Simple and Harmonically Brilliant
For Stefan Schuck, Reger’s great chorale variations for organ are like the peaks of the Himalayas: inaccessible, massive, and daunting. Discover why Reger’s Acht geistliche Gesänge op. 138 are amongst his very favorite works of all.
We are marking the 100th anniversary of Reger’s death this year in a somewhat muted way. Initially, I found Reger’s music very difficult. For me, an organist with small hands and certainly no virtuoso, Reger’s great chorale variations were like the peaks of the Himalayas: inaccessible, massive, and daunting. But since then, some of Reger’s intimate vocal works have become absolute favorites of mine, and some of the pieces from his Acht geistliche Gesänge op. 138 alone would be enough for me to place Reger amongst the very greatest.
The Advent motet “Und unser lieben Frauen” now belongs to the standard repertoire, but far less well-known are the other seven compositions from this collection.
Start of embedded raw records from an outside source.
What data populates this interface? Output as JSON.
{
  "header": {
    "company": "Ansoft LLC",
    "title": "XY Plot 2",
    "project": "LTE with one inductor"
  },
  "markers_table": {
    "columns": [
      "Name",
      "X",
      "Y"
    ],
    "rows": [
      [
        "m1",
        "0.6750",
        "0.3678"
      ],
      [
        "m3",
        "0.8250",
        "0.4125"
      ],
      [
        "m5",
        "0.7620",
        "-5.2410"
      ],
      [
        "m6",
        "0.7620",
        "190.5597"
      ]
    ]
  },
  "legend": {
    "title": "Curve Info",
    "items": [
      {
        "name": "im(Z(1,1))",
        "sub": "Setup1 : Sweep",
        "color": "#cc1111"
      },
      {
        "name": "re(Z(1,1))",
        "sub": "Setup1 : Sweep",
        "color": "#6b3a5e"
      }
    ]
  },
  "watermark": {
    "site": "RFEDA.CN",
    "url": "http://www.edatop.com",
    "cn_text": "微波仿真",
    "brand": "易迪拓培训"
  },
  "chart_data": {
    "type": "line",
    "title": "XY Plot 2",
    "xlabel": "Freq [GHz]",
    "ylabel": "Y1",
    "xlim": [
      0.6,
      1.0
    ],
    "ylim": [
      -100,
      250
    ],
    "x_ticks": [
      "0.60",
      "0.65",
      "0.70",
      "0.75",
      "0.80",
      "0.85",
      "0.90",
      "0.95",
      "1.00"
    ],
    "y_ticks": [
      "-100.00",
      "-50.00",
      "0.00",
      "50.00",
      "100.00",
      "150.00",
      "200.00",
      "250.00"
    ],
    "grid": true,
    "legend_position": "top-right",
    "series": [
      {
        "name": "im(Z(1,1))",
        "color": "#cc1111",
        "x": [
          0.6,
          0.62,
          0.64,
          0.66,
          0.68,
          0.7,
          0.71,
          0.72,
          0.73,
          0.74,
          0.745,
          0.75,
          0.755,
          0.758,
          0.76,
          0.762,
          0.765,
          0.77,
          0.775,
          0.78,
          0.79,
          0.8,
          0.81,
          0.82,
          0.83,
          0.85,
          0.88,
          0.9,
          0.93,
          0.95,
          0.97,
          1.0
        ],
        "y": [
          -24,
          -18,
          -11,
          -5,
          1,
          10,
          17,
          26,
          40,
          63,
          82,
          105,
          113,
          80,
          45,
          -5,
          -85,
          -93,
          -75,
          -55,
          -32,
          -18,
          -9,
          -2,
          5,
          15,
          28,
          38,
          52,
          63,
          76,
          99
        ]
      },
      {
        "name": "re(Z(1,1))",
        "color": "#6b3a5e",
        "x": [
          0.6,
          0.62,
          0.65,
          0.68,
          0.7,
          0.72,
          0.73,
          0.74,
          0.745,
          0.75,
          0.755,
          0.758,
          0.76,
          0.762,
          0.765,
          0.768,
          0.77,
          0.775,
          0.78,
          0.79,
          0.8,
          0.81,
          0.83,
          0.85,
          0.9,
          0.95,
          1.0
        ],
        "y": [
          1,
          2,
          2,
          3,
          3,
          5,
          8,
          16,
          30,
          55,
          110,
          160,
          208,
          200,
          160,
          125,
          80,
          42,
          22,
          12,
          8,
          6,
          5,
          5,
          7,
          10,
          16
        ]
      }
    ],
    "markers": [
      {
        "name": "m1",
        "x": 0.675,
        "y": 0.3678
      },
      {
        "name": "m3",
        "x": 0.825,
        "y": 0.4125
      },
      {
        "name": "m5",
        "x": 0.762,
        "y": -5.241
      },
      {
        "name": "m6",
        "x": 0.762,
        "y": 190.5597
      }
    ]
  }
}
Right at the start of the collection, which was begun in 1914, the year of the outbreak of the First World War, is the eight-part motet “Der Mensch lebt und bestehet”, which stands like a credo for the whole set. This composition is the only one in the collection in eight parts, as well as being the only one not based on a chorale, setting it apart from the rest of the pieces. Reger does not employ a boisterous fugue here, nor a triple forte, but a skilful eight-part homophonic setting to express his deeply-felt conviction “…und wir in SEINEN Händen” [and we in HIS hands ]. This should not be sung too slowly, over-indulging each harmony. In the last hours before his unexpected death in the Hotel Hentschel in Leipzig, he had the proofs of these exact measures before him.
The chorale settings are both simple, yet at the same time harmonically brilliant: every choir with secure intonation should have “Morgengesang” and “Nachtlied” from this collection in its repertoire. In these short choral settings, for me what Reger so powerfully expresses is what his friend Karl Straube so elegantly formulated in a letter to Willibald Gurlitt:
“For that is what is characteristic of Reger’s personality and art: he always saw that which was actually precious in the transcendental, spiritual things.”
The conductor and church musician Stefan Schuck works freelance for Carus.